Limitations and Differences to Managed Execution on Top of GraalVM Enterprise #

A managed execution for LLVM intermediate representation code is GraalVM Enterprise Edition feature and can be enabled with --llvm.managed command line option. In the managed mode, GraalVM LLVM prevents access to unmanaged memory and uncontrolled calls to native code and operating system functionality. The allocations are performed in the managed Java heap, and accesses to the surrounding system are routed through proper Truffle API and Java API calls.

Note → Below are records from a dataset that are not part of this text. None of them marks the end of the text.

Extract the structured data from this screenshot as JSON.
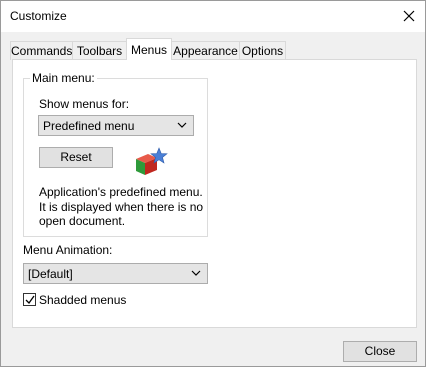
{
  "window": {
    "title": "Customize"
  },
  "tabs": [
    {
      "label": "Commands",
      "active": false
    },
    {
      "label": "Toolbars",
      "active": false
    },
    {
      "label": "Menus",
      "active": true
    },
    {
      "label": "Appearance",
      "active": false
    },
    {
      "label": "Options",
      "active": false
    }
  ],
  "main_menu": {
    "group_label": "Main menu:",
    "show_menus_label": "Show menus for:",
    "show_menus_value": "Predefined menu",
    "reset_label": "Reset",
    "app_icon": "app-cube-star-icon",
    "description": "Application's predefined menu. It is displayed when there is no open document."
  },
  "animation": {
    "label": "Menu Animation:",
    "value": "[Default]"
  },
  "shaded_menus": {
    "label": "Shadded menus",
    "checked": true
  },
  "footer": {
    "close_label": "Close"
  }
}
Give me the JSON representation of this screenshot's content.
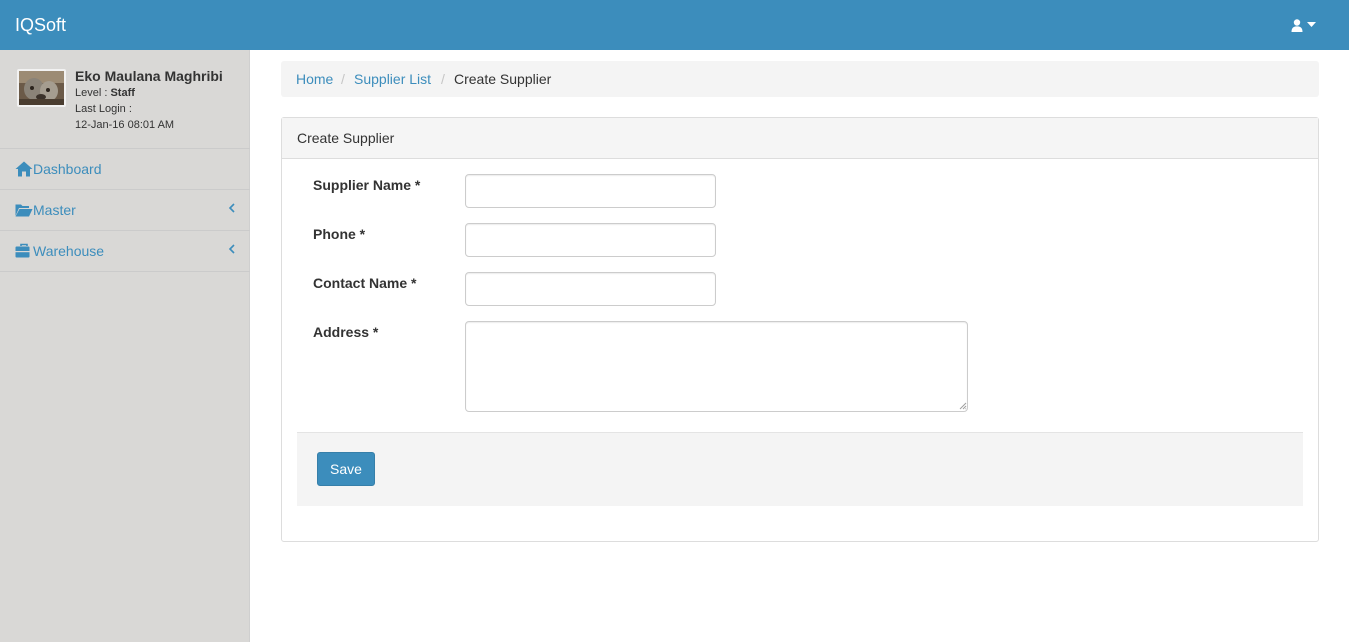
{
  "app": {
    "brand": "IQSoft"
  },
  "header": {
    "user_menu_icon": "user-icon",
    "caret_icon": "caret-down-icon"
  },
  "user": {
    "name": "Eko Maulana Maghribi",
    "level_label": "Level : ",
    "level_value": "Staff",
    "last_login_label": "Last Login :",
    "last_login_value": "12-Jan-16 08:01 AM"
  },
  "sidebar": {
    "items": [
      {
        "label": "Dashboard",
        "icon": "home-icon"
      },
      {
        "label": "Master",
        "icon": "folder-open-icon"
      },
      {
        "label": "Warehouse",
        "icon": "briefcase-icon"
      }
    ]
  },
  "breadcrumb": {
    "items": [
      "Home",
      "Supplier List",
      "Create Supplier"
    ],
    "separator": "/"
  },
  "panel": {
    "title": "Create Supplier"
  },
  "form": {
    "fields": [
      {
        "label": "Supplier Name *",
        "value": ""
      },
      {
        "label": "Phone *",
        "value": ""
      },
      {
        "label": "Contact Name *",
        "value": ""
      },
      {
        "label": "Address *",
        "value": ""
      }
    ],
    "save_label": "Save"
  },
  "colors": {
    "primary": "#3c8dbc",
    "sidebar_bg": "#d9d8d6",
    "breadcrumb_bg": "#f4f4f4"
  }
}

All the restrictions from the default native LLVM execution on GraalVM apply to the managed execution, but with the following differences/changes:

  • Platform independent
    • Bitcode must be compiled for the a generic linux_x86_64 target, using the provided musl libc library, on all platforms, regardless of the actual underlying operating system.
  • C++
    • C++ on managed mode requires GraalVM 20.1 or newer
  • Native memory and code
    • Calls to native functions are not possible, thus only the functionality provided in the supplied musl libc and by the GraalVM LLVM interface is available.
    • Loading native libraries is not possible.
    • Native memory access is not possible.
  • System calls
    • System calls with only limited support are read, readv, write, writev, open, close, dup, dup2, lseek, stat, fstat, lstat, chmod, fchmod, ioctl, fcntl, unlink, rmdir, utimensat, uname, set_tid_address, gettid, getppid, getpid, getcwd, exit, exit_group, clock_gettime, arch_prctl.
    • The functionality is limited to common terminal IO, process control and file system operations.
    • Some syscalls are implemented as a noop and/or return errors warning that they are not available, e.g., chown, lchown, fchown, brk, rt_sigaction, sigprocmask, futex.
  • Musl libc
    • The musl libc library behaves differently than the more common glibc in some cases.
  • The stack
    • Accessing the stack pointer directly is not possible.
    • The stack is not contiguous, and accessing memory that is out of the bounds of a stack allocation (e.g., accessing neighboring stack value using pointer arithmetics) is not possible.
  • Pointers into the managed heap
    • Reading parts of a managed pointer is not possible.
    • Overwriting parts of a managed pointer (e.g., using bits for pointer tagging) and subsequently dereferencing the destroyed managed pointer is not possible.
    • Undefined behavior in C pointer arithmetics applies.
    • Complex pointer arithmetics (e.g., multiplying pointers) can convert a managed pointer to an i64 value – the i64 value can be used in pointer comparisons but cannot be dereferenced.
  • Floating point arithmetics
    • 80-bit floating points only use 64-bit floating point precision.
  • Dynamic linking
    • The interaction with the LLVM bitcode dynamic linker is not supported, e.g., dlsym/dlopen cannot be used. This does not allow to load native code.